Trump (Mrs.) channels her inner Obama (Mrs.)

I listened to Melania Trump's speech at the GOP Convention Monday night and thought it was a poised presentation written for her. I figured she hadn't written it because it was replete with the phrases of someone with an ear and feel for the touchstones of a political spouse.

I wasn't surprised when the pundits fell over themselves praising her afterwards. My father schooled me at a young age on the advantages accorded to pretty women. But the praise was so effusive that I had to check myself: had I been too dismissive because she was the wife of an obnoxious prevaricator? While I could certainly acknowledge that she had delivered the speech well, I was in full agreement with one (female) commentator who found her talk fell short because it failed to humanize her husband.  She talked about his love of country and his professional traits but totally failed to talk about him as a loving father and husband beyond the most perfunctory claims. She offered not one insightful vignette of the man at home, interacting with her or the kids. 

So imagine my surprise when it turns out that key parts of Melania's speech was apparently written by Michelle Obama in 2008! A large panel has been discussing this on CNN and even diehard Trump apologists including Jeffrey Lord acknowledge that Melania's speech was plagiarized. The pundits by and large are willing to give her a pass, blaming some unidentified speechwriter for the theft and overlooking her claims to have written much of the speech herself. 

Credit Van Jones for calling b.s., pointing out that Michelle Obama would be vilified if she were found to have plagiarized even if a speechwriter had been the offending party. And credit also Bokari Sellers for noting both the absence of personal anecdotes but also the fact that Melania's prime job was to be Character Reference # 1. That she either accepted the impersonal words of a speechwriter or pilfered them herself may indeed be strong commentary on the candidate's character.

Monday, July 18, 2016

Eye of the Storm

Cleveland, Ohio is the epicenter of the political world this week as the Republican Party (or part of it) comes to town to confirm demagogue Donald Trump as its nominee for President.

My application to the Republican National Convention for credentials to get inside the secured spaces was rejected. I didn't take it personally; there will be roughly 15,000 media in town and lots of them won't be inside the arena either. US political conventions are perhaps the most widely covered spectacles outside the Olympics. But you have your choice of national media for what will happen inside the major venues. Our coverage will focus on local impact from a ground level.
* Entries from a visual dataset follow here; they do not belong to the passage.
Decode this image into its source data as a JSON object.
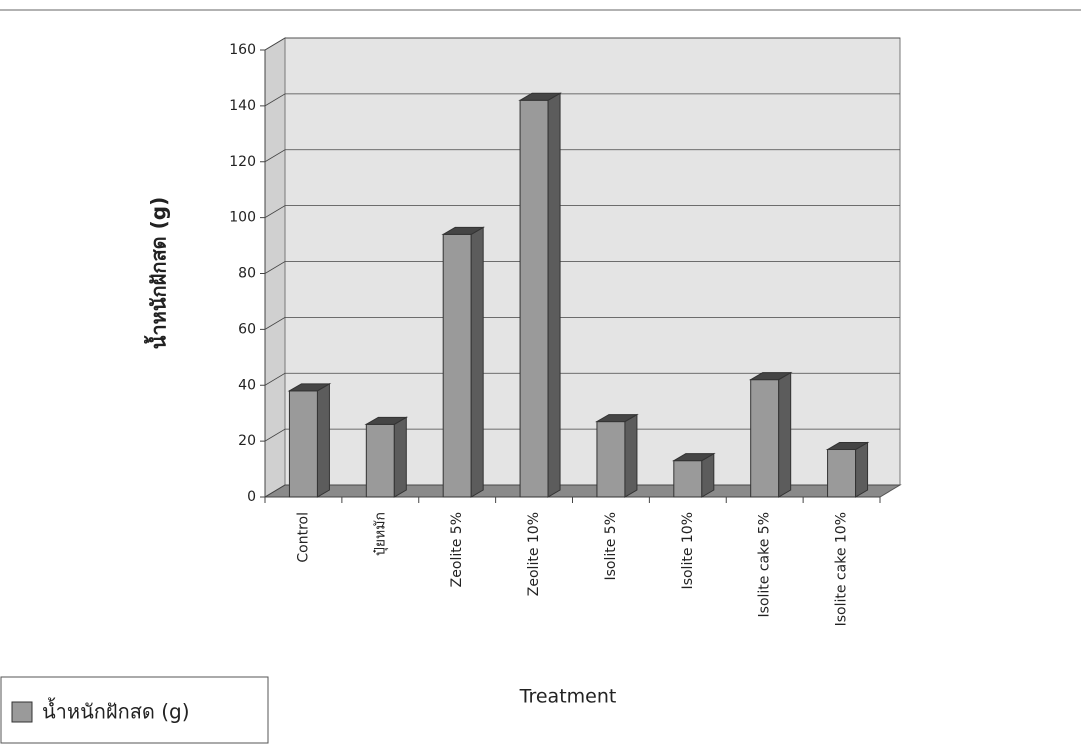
{
  "chart_data": {
    "type": "bar",
    "x_label": "Treatment",
    "y_label": "น้ำหนักฝักสด (g)",
    "categories": [
      "Control",
      "ปุ๋ยหมัก",
      "Zeolite 5%",
      "Zeolite 10%",
      "Isolite 5%",
      "Isolite 10%",
      "Isolite cake 5%",
      "Isolite cake 10%"
    ],
    "series": [
      {
        "name": "น้ำหนักฝักสด (g)",
        "color": "#9a9a9a",
        "values": [
          38,
          26,
          94,
          142,
          27,
          13,
          42,
          17
        ]
      }
    ],
    "ylim": [
      0,
      160
    ],
    "yticks": [
      0,
      20,
      40,
      60,
      80,
      100,
      120,
      140,
      160
    ],
    "grid": true,
    "legend": "bottom-left"
  }
}
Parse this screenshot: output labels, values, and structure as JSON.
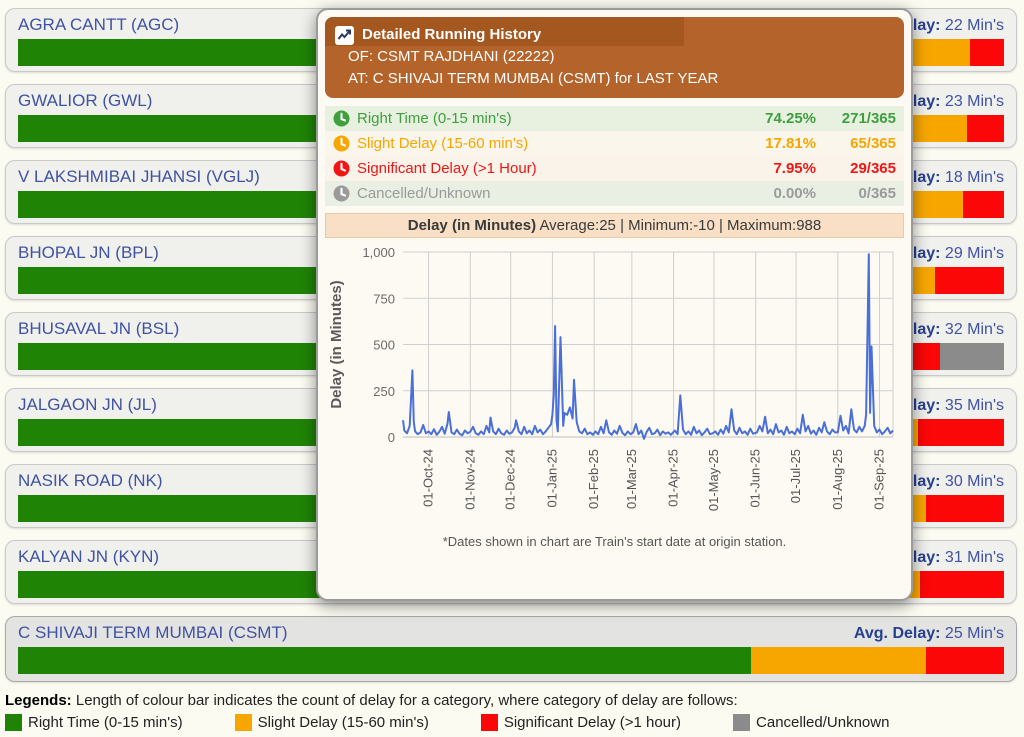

Officer directing me out of his path of travel
I went downtown yesterday afternoon to get a sense of the area's vibe and the security preparations for the convention. I was coming from around 86th and Hough, a scant few blocks east of 79th and Hough where, fifty years ago, the city's black residents exploded in paroxysms of rage against the inhumane conditions of overcrowded, substandard housing to which they had been relegated by intentional public policies of segregation and neglect. Scars from the killing, burning and military occupation that followed can still be seen half a century later -- even as new community self-regeneration occurs, remarkably, cheek by jowl to the still-present desolation -- as we headed west a few miles to downtown. Staying off the main streets, we got all the way down to east Ninth and Chester before encountering more than minimal traffic or any significant number of pedestrians.

Everything changed at that point. Heavy black fencing, maybe ten feet high divides the wide north south thoroughfare. A medley of security forces -- Cleveland cops, Secret Service details (plainly market in black combat vests) among them -- congregated there.
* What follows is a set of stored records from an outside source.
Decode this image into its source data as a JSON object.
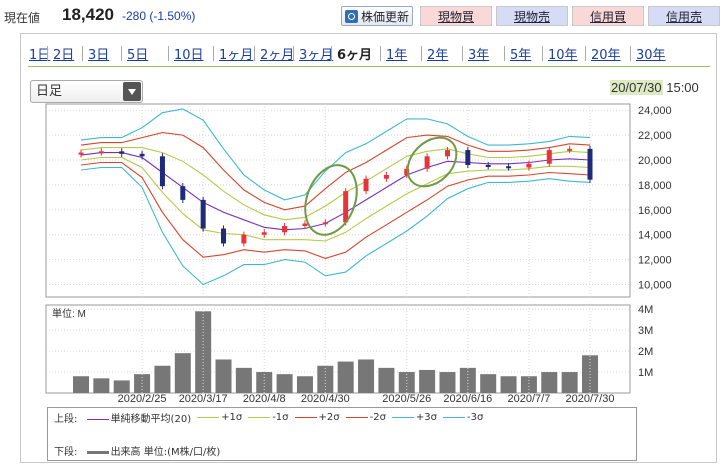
{
  "quote": {
    "price_label": "現在値",
    "price": "18,420",
    "change": "-280 (-1.50%)"
  },
  "toolbar": {
    "refresh": "株価更新",
    "buttons": [
      {
        "label": "現物買",
        "kind": "buy"
      },
      {
        "label": "現物売",
        "kind": "sell"
      },
      {
        "label": "信用買",
        "kind": "buy"
      },
      {
        "label": "信用売",
        "kind": "sell"
      }
    ]
  },
  "periods": {
    "items": [
      "1日",
      "2日",
      "3日",
      "5日",
      "10日",
      "1ヶ月",
      "2ヶ月",
      "3ヶ月",
      "6ヶ月",
      "1年",
      "2年",
      "3年",
      "5年",
      "10年",
      "20年",
      "30年"
    ],
    "active": "6ヶ月"
  },
  "chart_type_select": {
    "value": "日足"
  },
  "timestamp": {
    "date": "20/07/30",
    "time": "15:00"
  },
  "colors": {
    "up": "#e8333a",
    "down": "#1f2a7a",
    "ma": "#7a2fb5",
    "s1": "#b6c94a",
    "s2": "#d9452a",
    "s3": "#3fb8d0",
    "volume": "#777777",
    "annotation": "#6f9a45"
  },
  "chart_data": [
    {
      "type": "line",
      "panel": "price",
      "ylim": [
        9000,
        24500
      ],
      "yticks": [
        "24,000",
        "22,000",
        "20,000",
        "18,000",
        "16,000",
        "14,000",
        "12,000",
        "10,000"
      ],
      "ytick_values": [
        24000,
        22000,
        20000,
        18000,
        16000,
        14000,
        12000,
        10000
      ],
      "xticks": [
        "2020/2/25",
        "2020/3/17",
        "2020/4/8",
        "2020/4/30",
        "2020/5/26",
        "2020/6/16",
        "2020/7/7",
        "2020/7/30"
      ],
      "x": [
        "2/3",
        "2/10",
        "2/17",
        "2/24",
        "3/2",
        "3/9",
        "3/16",
        "3/23",
        "3/30",
        "4/6",
        "4/13",
        "4/20",
        "4/27",
        "5/4",
        "5/11",
        "5/18",
        "5/25",
        "6/1",
        "6/8",
        "6/15",
        "6/22",
        "6/29",
        "7/6",
        "7/13",
        "7/20",
        "7/27"
      ],
      "series": [
        {
          "name": "単純移動平均(20)",
          "values": [
            20400,
            20600,
            20600,
            20200,
            19000,
            17800,
            16600,
            15800,
            15200,
            14600,
            14400,
            14500,
            14900,
            15800,
            16800,
            17800,
            18800,
            19400,
            19900,
            19800,
            19700,
            19700,
            19800,
            20000,
            20100,
            20000
          ]
        },
        {
          "name": "+1σ",
          "values": [
            20800,
            21000,
            21000,
            21000,
            20600,
            19900,
            18800,
            17500,
            16400,
            15600,
            15200,
            15400,
            16300,
            17400,
            18300,
            19300,
            20300,
            20700,
            20900,
            20500,
            20200,
            20200,
            20300,
            20500,
            20700,
            20600
          ]
        },
        {
          "name": "-1σ",
          "values": [
            20000,
            20200,
            20200,
            19400,
            17400,
            15700,
            14400,
            14100,
            14000,
            13600,
            13600,
            13600,
            13500,
            14200,
            15300,
            16300,
            17300,
            18100,
            18900,
            19100,
            19200,
            19200,
            19300,
            19500,
            19500,
            19400
          ]
        },
        {
          "name": "+2σ",
          "values": [
            21200,
            21400,
            21400,
            21800,
            22200,
            22000,
            21000,
            19200,
            17600,
            16600,
            16000,
            16300,
            17700,
            19000,
            19800,
            20800,
            21800,
            22000,
            21900,
            21200,
            20700,
            20700,
            20800,
            21000,
            21300,
            21200
          ]
        },
        {
          "name": "-2σ",
          "values": [
            19600,
            19800,
            19800,
            18600,
            15800,
            13600,
            12200,
            12400,
            12800,
            12600,
            12800,
            12700,
            12100,
            12600,
            13800,
            14800,
            15800,
            16800,
            17900,
            18400,
            18700,
            18700,
            18800,
            19000,
            18900,
            18800
          ]
        },
        {
          "name": "+3σ",
          "values": [
            21600,
            21800,
            21800,
            22600,
            23800,
            24100,
            23200,
            20900,
            18800,
            17600,
            16800,
            17200,
            19100,
            20600,
            21300,
            22300,
            23300,
            23300,
            22900,
            21900,
            21200,
            21200,
            21300,
            21500,
            21900,
            21800
          ]
        },
        {
          "name": "-3σ",
          "values": [
            19200,
            19400,
            19400,
            17800,
            14200,
            11500,
            10000,
            10700,
            11600,
            11600,
            12000,
            11800,
            10700,
            11000,
            12300,
            13300,
            14300,
            15500,
            16900,
            17700,
            18200,
            18200,
            18300,
            18500,
            18300,
            18200
          ]
        },
        {
          "name": "close",
          "values": [
            20600,
            20700,
            20500,
            20300,
            17900,
            16800,
            14500,
            13300,
            14000,
            14200,
            14700,
            14900,
            15000,
            17500,
            18500,
            18800,
            19300,
            20300,
            20800,
            19600,
            19500,
            19400,
            19700,
            20800,
            20900,
            18420
          ]
        }
      ]
    },
    {
      "type": "bar",
      "panel": "volume",
      "ylabel": "単位: M",
      "ylim": [
        0,
        4.2
      ],
      "yticks": [
        "4M",
        "3M",
        "2M",
        "1M"
      ],
      "ytick_values": [
        4,
        3,
        2,
        1
      ],
      "categories": [
        "2/3",
        "2/10",
        "2/17",
        "2/24",
        "3/2",
        "3/9",
        "3/16",
        "3/23",
        "3/30",
        "4/6",
        "4/13",
        "4/20",
        "4/27",
        "5/4",
        "5/11",
        "5/18",
        "5/25",
        "6/1",
        "6/8",
        "6/15",
        "6/22",
        "6/29",
        "7/6",
        "7/13",
        "7/20",
        "7/27"
      ],
      "values": [
        0.8,
        0.7,
        0.6,
        0.9,
        1.3,
        1.9,
        3.9,
        1.6,
        1.2,
        1.0,
        0.9,
        0.8,
        1.3,
        1.5,
        1.6,
        1.2,
        1.0,
        1.1,
        1.0,
        1.2,
        0.9,
        0.8,
        0.8,
        1.0,
        1.0,
        1.8
      ]
    }
  ],
  "legend": {
    "upper_label": "上段:",
    "upper_items": [
      "単純移動平均(20)",
      "+1σ",
      "-1σ",
      "+2σ",
      "-2σ",
      "+3σ",
      "-3σ"
    ],
    "lower_label": "下段:",
    "lower_item": "出来高 単位:(M株/口/枚)"
  }
}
Aware of the tension in the air these days -- further horrific news had come out of Baton Rouge only hours earlier of the senseless murder of three police officers -- I approached one of the uniforms to ascertain the ground rules. I was reasonably well dressed, having just come from interviewing two bright and highly articulate black women attorneys about their Republican Party membership. I was also carrying a miniature shoulder bag with my reporting tools and other gear and wanted in no way to raise the apprehensions of these security personnel, even though they appeared not to have noticed me at all, the five or so them being preoccupied in conversation with one another or directing traffic.
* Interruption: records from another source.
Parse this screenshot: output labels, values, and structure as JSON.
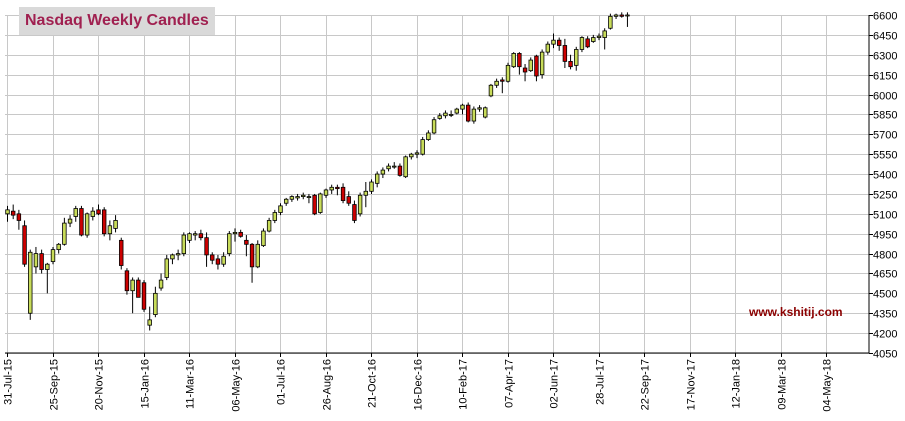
{
  "chart_data": {
    "type": "candlestick",
    "title": "Nasdaq Weekly Candles",
    "watermark": "www.kshitij.com",
    "xlabel": "",
    "ylabel": "",
    "ylim": [
      4050,
      6600
    ],
    "y_ticks": [
      4050,
      4200,
      4350,
      4500,
      4650,
      4800,
      4950,
      5100,
      5250,
      5400,
      5550,
      5700,
      5850,
      6000,
      6150,
      6300,
      6450,
      6600
    ],
    "x_tick_labels": [
      "31-Jul-15",
      "25-Sep-15",
      "20-Nov-15",
      "15-Jan-16",
      "11-Mar-16",
      "06-May-16",
      "01-Jul-16",
      "26-Aug-16",
      "21-Oct-16",
      "16-Dec-16",
      "10-Feb-17",
      "07-Apr-17",
      "02-Jun-17",
      "28-Jul-17",
      "22-Sep-17",
      "17-Nov-17",
      "12-Jan-18",
      "09-Mar-18",
      "04-May-18"
    ],
    "grid": true,
    "colors": {
      "up": "#c8dc5a",
      "down": "#cc0000",
      "outline": "#000000",
      "grid": "#c8c8c8",
      "title_text": "#a02050",
      "watermark": "#8b0000"
    },
    "candles": [
      {
        "o": 5100,
        "h": 5160,
        "l": 5040,
        "c": 5130
      },
      {
        "o": 5120,
        "h": 5170,
        "l": 5060,
        "c": 5090
      },
      {
        "o": 5100,
        "h": 5130,
        "l": 4980,
        "c": 5050
      },
      {
        "o": 5010,
        "h": 5050,
        "l": 4700,
        "c": 4720
      },
      {
        "o": 4350,
        "h": 4830,
        "l": 4300,
        "c": 4810
      },
      {
        "o": 4700,
        "h": 4850,
        "l": 4650,
        "c": 4800
      },
      {
        "o": 4800,
        "h": 4830,
        "l": 4650,
        "c": 4680
      },
      {
        "o": 4680,
        "h": 4730,
        "l": 4500,
        "c": 4720
      },
      {
        "o": 4740,
        "h": 4850,
        "l": 4720,
        "c": 4830
      },
      {
        "o": 4830,
        "h": 4880,
        "l": 4800,
        "c": 4870
      },
      {
        "o": 4870,
        "h": 5070,
        "l": 4860,
        "c": 5030
      },
      {
        "o": 5030,
        "h": 5090,
        "l": 5000,
        "c": 5060
      },
      {
        "o": 5080,
        "h": 5160,
        "l": 5040,
        "c": 5140
      },
      {
        "o": 5140,
        "h": 5160,
        "l": 4930,
        "c": 4940
      },
      {
        "o": 4940,
        "h": 5110,
        "l": 4920,
        "c": 5100
      },
      {
        "o": 5080,
        "h": 5150,
        "l": 5050,
        "c": 5120
      },
      {
        "o": 5130,
        "h": 5170,
        "l": 5090,
        "c": 5100
      },
      {
        "o": 5130,
        "h": 5150,
        "l": 4930,
        "c": 4950
      },
      {
        "o": 4950,
        "h": 5050,
        "l": 4900,
        "c": 5010
      },
      {
        "o": 4990,
        "h": 5090,
        "l": 4960,
        "c": 5050
      },
      {
        "o": 4900,
        "h": 4920,
        "l": 4680,
        "c": 4710
      },
      {
        "o": 4670,
        "h": 4690,
        "l": 4490,
        "c": 4520
      },
      {
        "o": 4520,
        "h": 4620,
        "l": 4350,
        "c": 4600
      },
      {
        "o": 4600,
        "h": 4620,
        "l": 4470,
        "c": 4470
      },
      {
        "o": 4580,
        "h": 4600,
        "l": 4360,
        "c": 4380
      },
      {
        "o": 4260,
        "h": 4400,
        "l": 4220,
        "c": 4300
      },
      {
        "o": 4340,
        "h": 4550,
        "l": 4320,
        "c": 4500
      },
      {
        "o": 4540,
        "h": 4650,
        "l": 4520,
        "c": 4600
      },
      {
        "o": 4620,
        "h": 4790,
        "l": 4600,
        "c": 4760
      },
      {
        "o": 4760,
        "h": 4800,
        "l": 4720,
        "c": 4790
      },
      {
        "o": 4790,
        "h": 4830,
        "l": 4750,
        "c": 4800
      },
      {
        "o": 4800,
        "h": 4960,
        "l": 4780,
        "c": 4940
      },
      {
        "o": 4900,
        "h": 4960,
        "l": 4880,
        "c": 4950
      },
      {
        "o": 4940,
        "h": 4970,
        "l": 4900,
        "c": 4950
      },
      {
        "o": 4950,
        "h": 4980,
        "l": 4900,
        "c": 4920
      },
      {
        "o": 4920,
        "h": 4960,
        "l": 4700,
        "c": 4790
      },
      {
        "o": 4790,
        "h": 4810,
        "l": 4720,
        "c": 4750
      },
      {
        "o": 4760,
        "h": 4790,
        "l": 4680,
        "c": 4720
      },
      {
        "o": 4720,
        "h": 4810,
        "l": 4700,
        "c": 4780
      },
      {
        "o": 4800,
        "h": 4970,
        "l": 4780,
        "c": 4950
      },
      {
        "o": 4950,
        "h": 4990,
        "l": 4890,
        "c": 4960
      },
      {
        "o": 4960,
        "h": 4980,
        "l": 4920,
        "c": 4930
      },
      {
        "o": 4900,
        "h": 4940,
        "l": 4780,
        "c": 4870
      },
      {
        "o": 4870,
        "h": 4880,
        "l": 4580,
        "c": 4700
      },
      {
        "o": 4700,
        "h": 4900,
        "l": 4690,
        "c": 4870
      },
      {
        "o": 4860,
        "h": 4990,
        "l": 4850,
        "c": 4970
      },
      {
        "o": 4970,
        "h": 5070,
        "l": 4960,
        "c": 5050
      },
      {
        "o": 5050,
        "h": 5130,
        "l": 5030,
        "c": 5110
      },
      {
        "o": 5110,
        "h": 5180,
        "l": 5090,
        "c": 5160
      },
      {
        "o": 5180,
        "h": 5220,
        "l": 5160,
        "c": 5210
      },
      {
        "o": 5210,
        "h": 5240,
        "l": 5190,
        "c": 5230
      },
      {
        "o": 5220,
        "h": 5250,
        "l": 5200,
        "c": 5230
      },
      {
        "o": 5230,
        "h": 5260,
        "l": 5210,
        "c": 5240
      },
      {
        "o": 5230,
        "h": 5250,
        "l": 5180,
        "c": 5230
      },
      {
        "o": 5240,
        "h": 5250,
        "l": 5090,
        "c": 5100
      },
      {
        "o": 5110,
        "h": 5260,
        "l": 5100,
        "c": 5250
      },
      {
        "o": 5240,
        "h": 5290,
        "l": 5220,
        "c": 5280
      },
      {
        "o": 5280,
        "h": 5320,
        "l": 5250,
        "c": 5300
      },
      {
        "o": 5300,
        "h": 5320,
        "l": 5240,
        "c": 5290
      },
      {
        "o": 5300,
        "h": 5330,
        "l": 5180,
        "c": 5200
      },
      {
        "o": 5230,
        "h": 5270,
        "l": 5160,
        "c": 5180
      },
      {
        "o": 5170,
        "h": 5200,
        "l": 5030,
        "c": 5050
      },
      {
        "o": 5100,
        "h": 5260,
        "l": 5080,
        "c": 5240
      },
      {
        "o": 5240,
        "h": 5340,
        "l": 5150,
        "c": 5270
      },
      {
        "o": 5270,
        "h": 5360,
        "l": 5250,
        "c": 5340
      },
      {
        "o": 5330,
        "h": 5420,
        "l": 5300,
        "c": 5400
      },
      {
        "o": 5400,
        "h": 5450,
        "l": 5370,
        "c": 5430
      },
      {
        "o": 5440,
        "h": 5480,
        "l": 5420,
        "c": 5460
      },
      {
        "o": 5460,
        "h": 5490,
        "l": 5440,
        "c": 5460
      },
      {
        "o": 5460,
        "h": 5480,
        "l": 5380,
        "c": 5390
      },
      {
        "o": 5380,
        "h": 5540,
        "l": 5370,
        "c": 5530
      },
      {
        "o": 5530,
        "h": 5560,
        "l": 5510,
        "c": 5550
      },
      {
        "o": 5550,
        "h": 5580,
        "l": 5520,
        "c": 5560
      },
      {
        "o": 5550,
        "h": 5680,
        "l": 5540,
        "c": 5660
      },
      {
        "o": 5660,
        "h": 5730,
        "l": 5650,
        "c": 5710
      },
      {
        "o": 5710,
        "h": 5830,
        "l": 5700,
        "c": 5810
      },
      {
        "o": 5820,
        "h": 5860,
        "l": 5810,
        "c": 5840
      },
      {
        "o": 5840,
        "h": 5880,
        "l": 5820,
        "c": 5860
      },
      {
        "o": 5850,
        "h": 5880,
        "l": 5830,
        "c": 5850
      },
      {
        "o": 5860,
        "h": 5900,
        "l": 5850,
        "c": 5890
      },
      {
        "o": 5890,
        "h": 5930,
        "l": 5850,
        "c": 5920
      },
      {
        "o": 5920,
        "h": 5940,
        "l": 5790,
        "c": 5800
      },
      {
        "o": 5800,
        "h": 5910,
        "l": 5780,
        "c": 5890
      },
      {
        "o": 5890,
        "h": 5920,
        "l": 5870,
        "c": 5900
      },
      {
        "o": 5830,
        "h": 5910,
        "l": 5820,
        "c": 5900
      },
      {
        "o": 5990,
        "h": 6080,
        "l": 5980,
        "c": 6070
      },
      {
        "o": 6070,
        "h": 6120,
        "l": 6050,
        "c": 6100
      },
      {
        "o": 6110,
        "h": 6130,
        "l": 6010,
        "c": 6100
      },
      {
        "o": 6100,
        "h": 6240,
        "l": 6090,
        "c": 6220
      },
      {
        "o": 6210,
        "h": 6320,
        "l": 6200,
        "c": 6310
      },
      {
        "o": 6310,
        "h": 6320,
        "l": 6150,
        "c": 6210
      },
      {
        "o": 6200,
        "h": 6230,
        "l": 6100,
        "c": 6170
      },
      {
        "o": 6180,
        "h": 6280,
        "l": 6170,
        "c": 6260
      },
      {
        "o": 6290,
        "h": 6300,
        "l": 6100,
        "c": 6140
      },
      {
        "o": 6150,
        "h": 6340,
        "l": 6120,
        "c": 6320
      },
      {
        "o": 6320,
        "h": 6400,
        "l": 6300,
        "c": 6380
      },
      {
        "o": 6380,
        "h": 6460,
        "l": 6350,
        "c": 6410
      },
      {
        "o": 6410,
        "h": 6430,
        "l": 6330,
        "c": 6370
      },
      {
        "o": 6370,
        "h": 6420,
        "l": 6200,
        "c": 6250
      },
      {
        "o": 6250,
        "h": 6300,
        "l": 6190,
        "c": 6210
      },
      {
        "o": 6220,
        "h": 6360,
        "l": 6180,
        "c": 6340
      },
      {
        "o": 6340,
        "h": 6440,
        "l": 6320,
        "c": 6430
      },
      {
        "o": 6420,
        "h": 6440,
        "l": 6350,
        "c": 6360
      },
      {
        "o": 6400,
        "h": 6450,
        "l": 6390,
        "c": 6430
      },
      {
        "o": 6430,
        "h": 6460,
        "l": 6410,
        "c": 6440
      },
      {
        "o": 6430,
        "h": 6500,
        "l": 6340,
        "c": 6480
      },
      {
        "o": 6500,
        "h": 6610,
        "l": 6490,
        "c": 6590
      },
      {
        "o": 6590,
        "h": 6610,
        "l": 6570,
        "c": 6600
      },
      {
        "o": 6600,
        "h": 6620,
        "l": 6580,
        "c": 6590
      },
      {
        "o": 6600,
        "h": 6620,
        "l": 6510,
        "c": 6600
      }
    ]
  }
}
The Secret Service guy was disarming in his amiability. I could go pretty much anywhere, he said, not clearly prohibited by the traffic barriers. I let down my guard at that point, and my curiosity rose. Cleveland’s my town, and I wanted to see what had been done in preparation. I turned south and went up to Euclid and Ninth, once the city’s financial heart where the bankers and white-shoe lawyers who once ran the town were all headquartered. The former Huntington Bank Building, which sits on the northwest corner, rises 21 stories and is reportedly the largest horizontal office building in the USA after the Pentagon.

As I headed west on Euclid towards East 4th Street — Cleveland’s one block version of Bourbon St. — and Public Square, several sirens began to wail, coming up Ninth St. and turning east on Euclid. Understandably, this seemed to provoke more than the normal interest of passersby, who were increasing in number as they moved up and down Euclid, Cleveland’s dominant thoroughfare, connecting downtown to University Circle about 4 miles away. But sensing no danger, I continued along Euclid along increasingly busy sidewalks.
Joy Reid [back to camera] and Chuck Todd on MSNBC East Fourth Street set

Arriving at East Fourth, I seemed to be in a new city. MSNBC has erected two temporary studios on the east side of the block. In short order I saw TV host Joy Reid entering the makeshift studio to join Chuck Todd of Meet the Press. I recognized Washington Post reporter and cable talking head Dan Balz walking down the street, looking for all the world like an ordinary Clevelander. For some reason I called out his name; he turned and looked and me, and after a moment, said hello and kept going.

East Fourth seemed mostly filled with natives, there for a drink or just to take in the spectacle. But there were a number of conventioneers and out-of-town media, recognizable from their convention I.D. tags. I could make out no conventioneers of color.

The ordinariness of it all is what struck me the most, as I headed down Prospect and then through Public Square. I decided to walk up Ontario St. to check out the new Hilton Hotel, built with public funds. Although the sidewalks were much less busy, the security presence was much greater, as I saw mounted police, military forces [probably National Guard], and a SWAT team. Ohio State Troopers were also in evidence around the Square. Most of these forces seemed to be socializing with each other when they weren’t moving as a unit from one spot to another. I felt no tension anywhere, notwithstanding the morning attack in Baton Rouge. I saw no protesters, save for a lone spokesman manning a sign calling for support of the Kurdish struggle.

I was taken aback a bit as I prepared to enter the Hilton and was greeted by this sign:

I did not find such inhospitality at any of the other hotel lobbies I passed or entered, including the Drury, which I was scouting for an old college chum who plans to pass through town sometime this fall. I can’t say I was charmed by what they’ve done with the lobby. All that marble seemed austere. [Note: the marble isn’t new. The Drury, which opened earlier this year, is a conversion of the old Cleveland Board of Education building. I did see an efficient, welcoming and hard-working staff in operation.]
Akron SWAT team members in University Circle

I circled back through the mostly empty [as always] Arcade, a building that every visitor should experience, before taking the Healthline back uptown. When I got to University Circle, I saw a SWAT team and a police squad from Akron, perhaps returning from dinner somewhere on the Case campus. They were likely a few of the nearly 2000-person security contingent being housed on campus this week, a situation that produced such angst within the University community that the school has closed until the Convention is over.

Akron police in University Circle
Despite the extraordinary security precautions and momentous action about to be taken by the GOP this week, overall I sensed neither great drama nor tension. Perhaps it was the calm before the storm.